Os eurodeputados decidiram premiar a ação do portugiuês na divulgação de documentos referentes ao mundo do futebol e que terão desencadeado investigações a casos de corrupção.

Julian Assange é o fundador da WikiLeaks e esteve refugiado durante sete anos na Embaixada do Equador em Londres. Na última semana foi detido pelas autoridades britânicas por ter violado as condições da sua fiança. Já Yasmine Motarjemi foi responsável por denunciar falhas na segurança alimentar e defender as denúncias em outras empresas ligadas ao setor.

A decisão do grupo da esquerda europeia foi avançado por Miguel Urbán Crespo, eurodeputado espanhol, membro do juri do prémio, no Parlamento Europeu, em Estrasburgo. O prémio é dedicado a "indivíduos ou grupos que foram intimidados e/ou perseguidos por descobrir a verdade e denunciá-la ao público" e além do galardão, os vencedores receberão cinco mil euros pelo trabalho desenvolvido.

Além de Rui Pinto, a lista incluia nomeados como o fundador do WikiLeaks, Julian Assange, a denunciante sobre o esquema de vistos gold do Ministério da Justiça búlgaro Katya Mateva, a ex-vice-presidente e denunciante dos lapsos de segurança alimentar da Nestlé, Yasmine Motarjemi, o autor e denunciante sobre corrupção e irregularidades no exército espanhol Luis Gonzalo Segura, e o denunciante do Banco Danske Howard Wilkinson.

Quem são os outros vencedores?

Julian Assange é o fundador do site WikiLeaks, responsável por divulgar milhares de documentos secretos. Os seus opositores garantem que o australiano é responsável por colocar vidas em perigo ao disponibilizar informações confidenciais.
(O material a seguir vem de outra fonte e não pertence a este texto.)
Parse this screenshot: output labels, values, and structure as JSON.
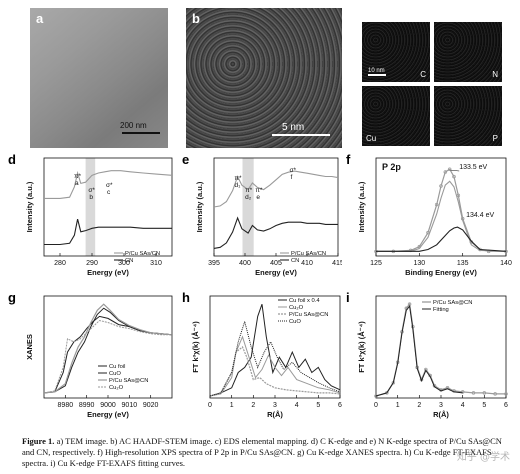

Durante sete anos, o ex-jornalista esteve detido na  Embaixada do Equador, no centro de Londres, na sequência de um mandado de captura emitido na Suécia que pedia a sua prisão na sequência de uma alegada violação de uma cidadã sueca. O arquivamento da queixa ocorreu a maio de 2017.

Durante anos, Assange declarou que esta acusação vinda da Suécia não passava de uma tática dos EUA para que se desse uma extradição. No país norte-americano Assange enfrenta acusações de espionagem, por ter revelado milhares de documentos confidencias e de índole militar.

Mesmo sem a acusação da Suécia, Assange continua sob ameaça de prisão (e consequente extradição) por parte das autoridades britânicas, caso abandone a embaixada do Equador.

Yasmine Motarjemi trabalhou mais de uma década na Organização Mundial de Saúde, em Genebra, na área da prevenção de doenças relacionadas com comida, antes de entrar na Nestlé, em 2000. Mas depois de dez anos na gigantesca multi-nacional alimentar, voltou a agir como uma advogada dos direitos humanos e do whistleblowing.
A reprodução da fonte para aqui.